As casas não são coletivas e não são habitação social. São propriedades privadas, estão espalhadas por várias zonas de Lisboa e são arrendadas no mercado livre — esse tem sido, aliás, o maior problema, devido à especulação imobiliária. “O grande objetivo é resolver a situação de quem está na rua e garantir que essas pessoas mantêm as casas e não voltam para essa situação. E quando a habitação se resolve, o resto melhora. No fundo, não é uma questão cultural, é uma questão de direitos humanos.”

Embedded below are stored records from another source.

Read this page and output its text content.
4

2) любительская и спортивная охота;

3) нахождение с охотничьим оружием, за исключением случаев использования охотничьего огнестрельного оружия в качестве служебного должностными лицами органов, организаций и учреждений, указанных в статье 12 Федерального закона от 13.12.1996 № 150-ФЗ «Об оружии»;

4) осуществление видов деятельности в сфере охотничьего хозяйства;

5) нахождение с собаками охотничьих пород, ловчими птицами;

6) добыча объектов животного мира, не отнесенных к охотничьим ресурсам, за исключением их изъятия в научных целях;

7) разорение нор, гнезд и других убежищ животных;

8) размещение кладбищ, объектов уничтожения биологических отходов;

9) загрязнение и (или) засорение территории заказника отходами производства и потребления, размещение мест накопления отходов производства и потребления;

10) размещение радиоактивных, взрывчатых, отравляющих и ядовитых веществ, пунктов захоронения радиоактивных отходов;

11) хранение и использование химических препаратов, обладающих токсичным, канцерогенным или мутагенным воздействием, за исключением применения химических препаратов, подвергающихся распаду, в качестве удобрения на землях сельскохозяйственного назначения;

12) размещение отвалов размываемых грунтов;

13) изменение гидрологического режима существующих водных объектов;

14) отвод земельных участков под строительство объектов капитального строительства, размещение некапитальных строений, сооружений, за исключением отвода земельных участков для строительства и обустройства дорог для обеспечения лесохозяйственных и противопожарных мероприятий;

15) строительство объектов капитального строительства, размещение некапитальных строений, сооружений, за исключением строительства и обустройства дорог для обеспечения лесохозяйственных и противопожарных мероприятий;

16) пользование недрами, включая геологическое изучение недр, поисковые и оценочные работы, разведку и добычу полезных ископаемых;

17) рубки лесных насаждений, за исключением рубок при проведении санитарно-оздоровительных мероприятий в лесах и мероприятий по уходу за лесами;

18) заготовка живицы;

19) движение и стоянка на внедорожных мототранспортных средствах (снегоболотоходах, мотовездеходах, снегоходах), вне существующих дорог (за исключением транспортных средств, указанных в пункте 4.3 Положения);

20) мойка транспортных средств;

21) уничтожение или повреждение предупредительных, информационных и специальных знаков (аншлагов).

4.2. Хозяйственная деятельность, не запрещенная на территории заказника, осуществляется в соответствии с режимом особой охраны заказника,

Andreia Caires, coordenadora da equipa Casas Primeiro, formada em Desenvolvimento Comunitário e Saúde Mental e especialista em Psicologia Comunitária, fala de uma intervenção feita à medida, de um trabalho concertado e exclusivo para quem sai da rua, sofre com doença mental, e volta a ter uma casa. “Fazemos uma análise detalhada de toda a situação, fazemos um plano individual de intervenção, articulamos com a unidade de saúde familiar e outras instituições.” No fundo, a AEIPS tenta trabalhar num modelo colaborativo, não duplicando nem replicando respostas sociais (como as garantidas pela Segurança Social, serviços sociais da câmara, Instituto de Emprego e Formação Profissional ou Santa Casa da Misericórdia de Lisboa) e desenvolve um plano para cada inquilino, que é moldado ao longo do tempo.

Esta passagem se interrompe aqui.